Alexis Bob, a member of Amalgamated Transit Union Local 689, leads a chant outside One Government Center.
Representatives of the Toledo bus drivers’ union and other local labor unions called on public officials to change how public transportation is funded and operated during a lunchtime rally Wednesday in front of One Government Center.
Among those addressing about 50 rally participants were Lucas County commissioners Carol Contrada and Tina Skeldon Wozniak, both of whom pledged support for taking a second look at establishing a countywide sales tax for transit that would replace local property taxes and allow buses to run to areas now unserved.
“Fix it, fund it, make it fair,” was among several chants led by leaders of Amalgamated Transit Union Local 697, representing Toledo Area Regional Transit Authority drivers and mechanics, and other union members.
They brought with them a large inflatable camel, which, according to a union statement, symbolized their drive to “dump the hump” of current transit funding in Toledo.
“The current form of transit funding is standing in the way of improving Toledo public transit — it’s making it worse,” said Carly Allen, Local 697’s business manager.
“I don’t believe TARTA is meeting the needs of our communities, either because of funding, administration, or both,” Mrs. Contrada said after the rally. She called for a “needs assessment” across the metro area to identify areas of unmet transportation needs.
“The [county] commissioners are strongly supportive of regional transit, which is critical to the health of our communities and region,” Mrs. Contrada said.
Anthony Garland, representative for Amalgamated Transit Union, speaks during a public transit rally in downtown Toledo.
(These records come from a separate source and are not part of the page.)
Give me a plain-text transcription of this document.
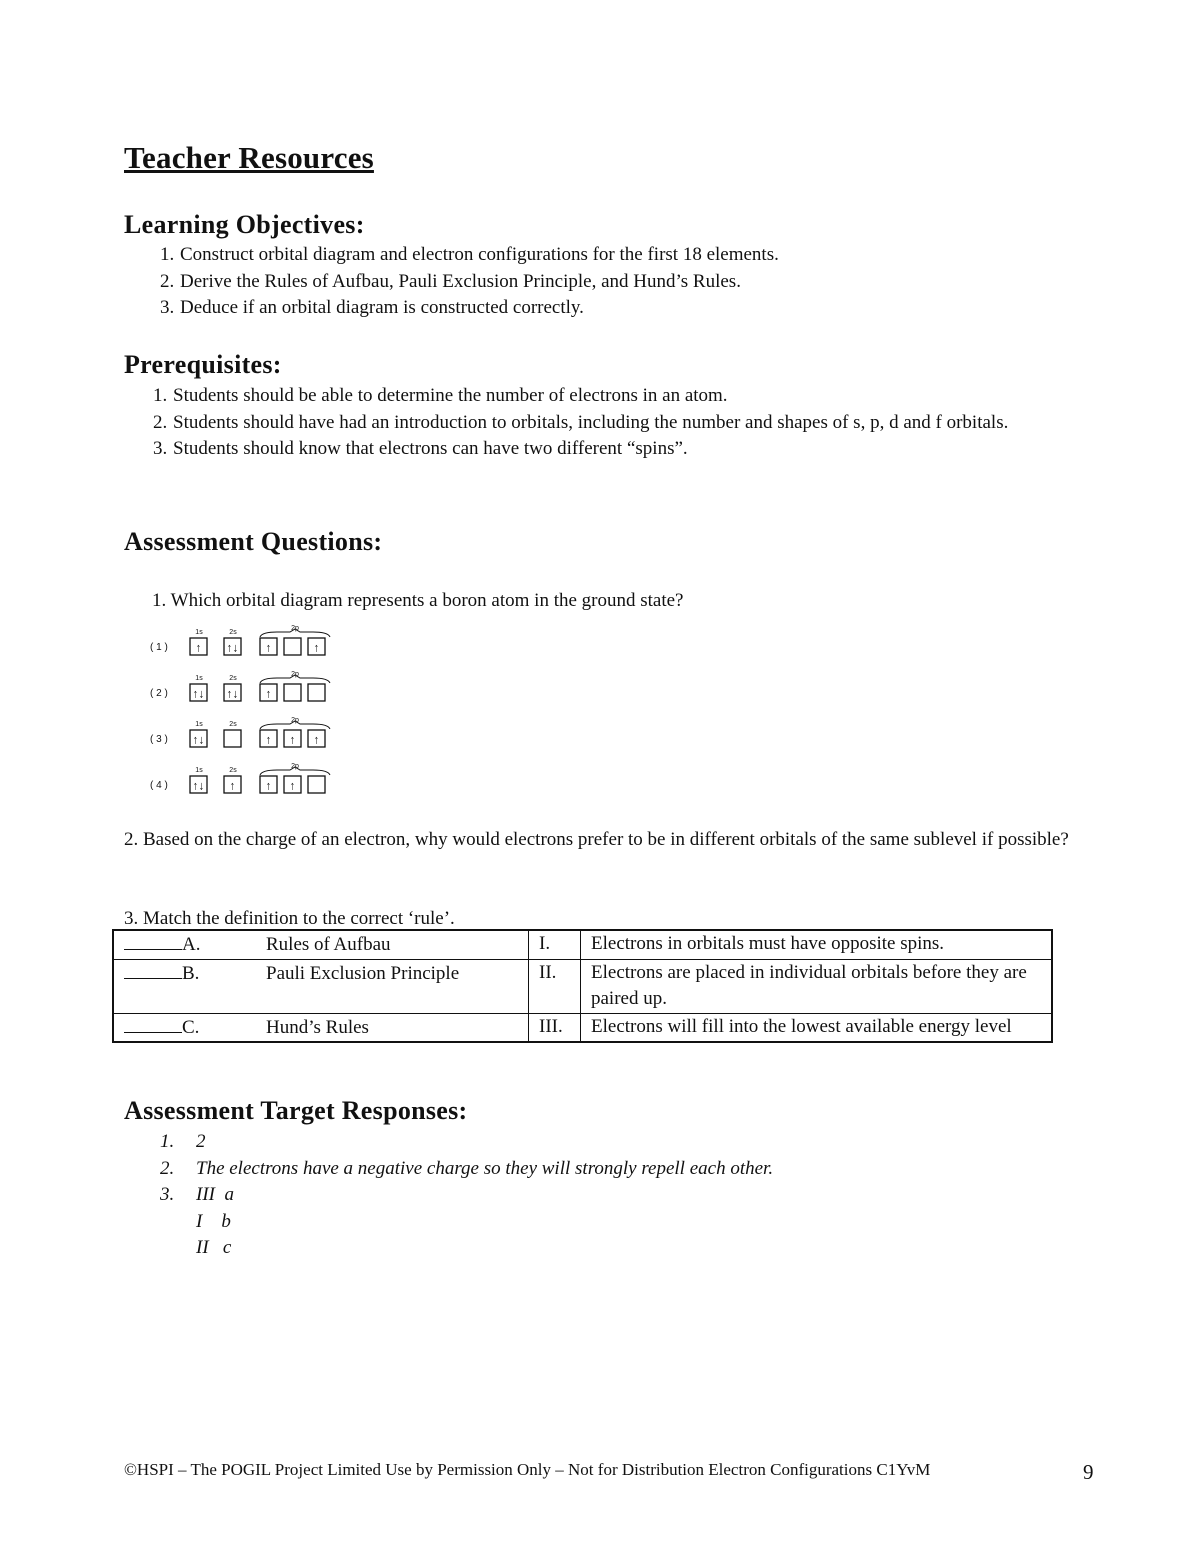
Teacher Resources
Learning Objectives:
1. Construct orbital diagram and electron configurations for the first 18 elements.
2. Derive the Rules of Aufbau, Pauli Exclusion Principle, and Hund’s Rules.
3. Deduce if an orbital diagram is constructed correctly.
Prerequisites:
1. Students should be able to determine the number of electrons in an atom.
2. Students should have had an introduction to orbitals, including the number and shapes of s, p, d and f orbitals.
3. Students should know that electrons can have two different “spins”.
Assessment Questions:
1. Which orbital diagram represents a boron atom in the ground state?
( 1 )
1s	2s
2p
↑ ↑↓ ↑	↑
( 2 )
1s	2s
2p
↑↓ ↑↓ ↑
( 3 )
1s	2s
2p
↑↓	↑ ↑ ↑
( 4 )
1s	2s
2p
↑↓ ↑	↑ ↑
2. Based on the charge of an electron, why would electrons prefer to be in different orbitals of the same sublevel if possible?
3. Match the definition to the correct ‘rule’.
A. Rules of Aufbau	I.	Electrons in orbitals must have opposite spins.
B. Pauli Exclusion Principle	II.	Electrons are placed in individual orbitals before they are paired up.
C. Hund’s Rules	III.	Electrons will fill into the lowest available energy level
Assessment Target Responses:
1. 2
2. The electrons have a negative charge so they will strongly repell each other.
3. III  a
I    b
II   c
©HSPI – The POGIL Project Limited Use by Permission Only – Not for Distribution Electron Configurations C1YvM	9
Responding to rider surveys and a consultant’s report, TARTA officials in 2010 proposed switching to a half-cent sales tax in place of the 2.5 mills of property taxes that fund the system now, but a preliminary step required to place such a tax on the Lucas County ballot was defeated by the Sylvania Township trustees and Maumee City Council.
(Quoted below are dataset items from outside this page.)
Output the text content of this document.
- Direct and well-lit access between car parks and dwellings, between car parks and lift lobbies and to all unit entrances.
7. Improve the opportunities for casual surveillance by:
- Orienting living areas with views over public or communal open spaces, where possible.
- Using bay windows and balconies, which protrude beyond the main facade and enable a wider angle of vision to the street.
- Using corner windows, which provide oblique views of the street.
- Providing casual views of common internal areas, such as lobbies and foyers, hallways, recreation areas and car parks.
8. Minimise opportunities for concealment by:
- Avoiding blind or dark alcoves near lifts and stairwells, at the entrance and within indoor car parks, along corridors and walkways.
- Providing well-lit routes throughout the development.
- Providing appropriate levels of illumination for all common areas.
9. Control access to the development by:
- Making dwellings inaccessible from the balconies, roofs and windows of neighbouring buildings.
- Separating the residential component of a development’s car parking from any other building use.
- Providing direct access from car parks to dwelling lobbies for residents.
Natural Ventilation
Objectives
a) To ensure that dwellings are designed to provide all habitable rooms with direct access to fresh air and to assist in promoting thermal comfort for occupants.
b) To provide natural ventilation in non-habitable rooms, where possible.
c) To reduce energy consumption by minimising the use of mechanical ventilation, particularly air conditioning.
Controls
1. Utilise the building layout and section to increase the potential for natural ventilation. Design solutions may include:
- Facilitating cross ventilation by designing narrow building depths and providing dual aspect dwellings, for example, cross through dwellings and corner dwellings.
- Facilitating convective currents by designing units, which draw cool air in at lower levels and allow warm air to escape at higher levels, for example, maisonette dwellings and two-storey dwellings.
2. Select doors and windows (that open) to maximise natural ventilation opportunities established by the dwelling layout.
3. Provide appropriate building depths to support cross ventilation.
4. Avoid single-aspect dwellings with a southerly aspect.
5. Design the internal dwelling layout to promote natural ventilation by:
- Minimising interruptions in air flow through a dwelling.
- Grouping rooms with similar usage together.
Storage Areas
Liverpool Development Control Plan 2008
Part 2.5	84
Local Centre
Instead of growing, TARTA has shrunk since then. Perrysburg and Spencer Township pulled out of the transit authority in 2012 and 2013, respectively, and a similar vote is on the Nov. 4 ballot in Rossford. A pro-TARTA rally related to that referendum is scheduled for 10 a.m. today at First Baptist Church, 167 Bergin St., Rossford.
TARTA also cut service in its remaining territory in response to shrinking property-tax revenue and the loss of a transportation contract with Toledo Public Schools, which eliminated most student transport because of its own budget woes.
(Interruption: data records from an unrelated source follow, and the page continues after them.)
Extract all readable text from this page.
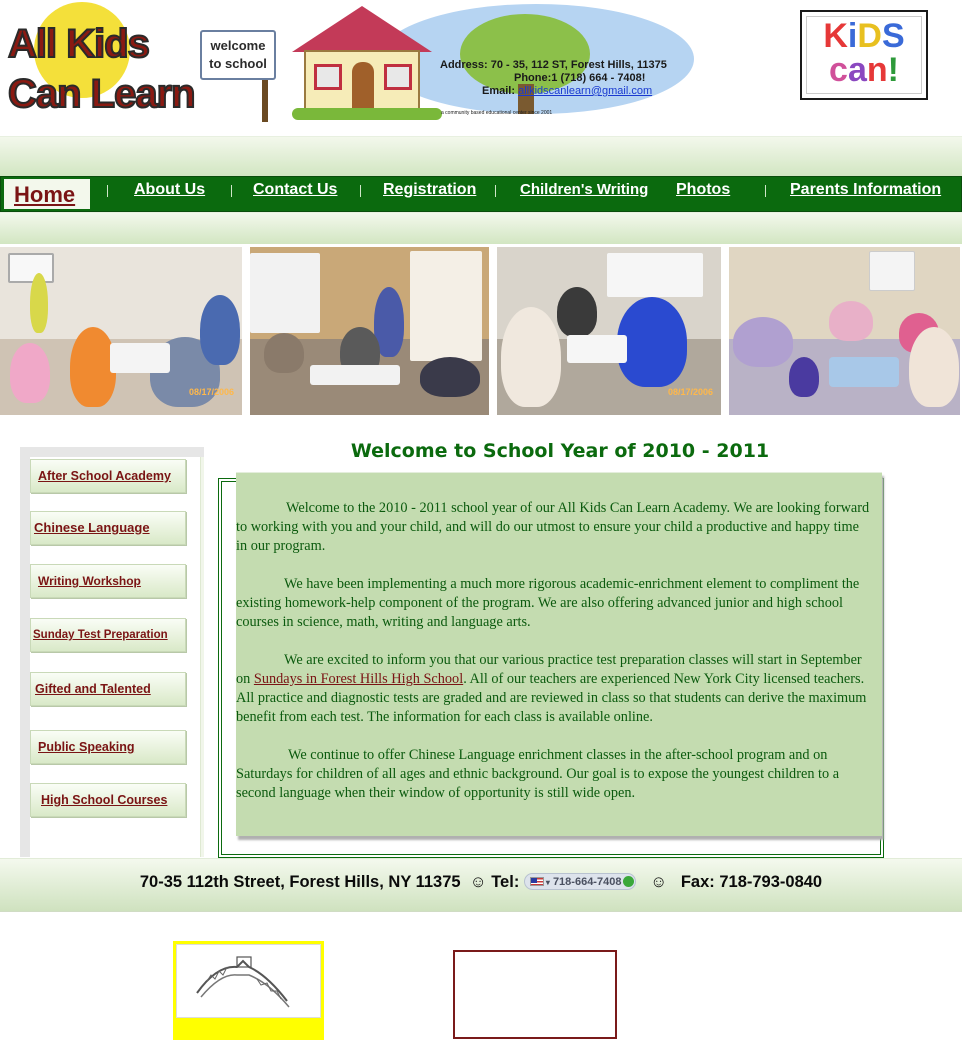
All Kids
Can Learn
welcome
to school	Address: 70 - 35, 112 ST, Forest Hills, 11375
Phone:1 (718) 664 - 7408!
Email: allkidscanlearn@gmail.com
a community based educational center since 2001
KiDS
can!
Home	About Us	Contact Us	Registration	Children's Writing Photos	Parents Information
08/17/2006	08/17/2006
After School Academy
Chinese Language
Writing Workshop
Sunday Test Preparation
Gifted and Talented
Public Speaking
High School Courses
Welcome to School Year of 2010 - 2011

Welcome to the 2010 - 2011 school year of our All Kids Can Learn Academy. We are looking forward to working with you and your child, and will do our utmost to ensure your child a productive and happy time in our program.

We have been implementing a much more rigorous academic-enrichment element to compliment the existing homework-help component of the program. We are also offering advanced junior and high school courses in science, math, writing and language arts.

We are excited to inform you that our various practice test preparation classes will start in September on Sundays in Forest Hills High School. All of our teachers are experienced New York City licensed teachers. All practice and diagnostic tests are graded and are reviewed in class so that students can derive the maximum benefit from each test. The information for each class is available online.

We continue to offer Chinese Language enrichment classes in the after-school program and on Saturdays for children of all ages and ethnic background. Our goal is to expose the youngest children to a second language when their window of opportunity is still wide open.

70-35 112th Street, Forest Hills, NY 11375 ☺ Tel:	▾ 718-664-7408 ☺ Fax: 718-793-0840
Mrs. Wozniak said she appreciated the call to action that Wednesday’s rally represented, and hopes the TARTA workers will take their case to Maumee and Sylvania Township in hopes of getting a different response to any renewed sales-tax push.
“I’m willing to do that,” Mrs. Wozniak said, “and I believe the board is willing to take the steps to get this discussion moving full-steam ahead again.”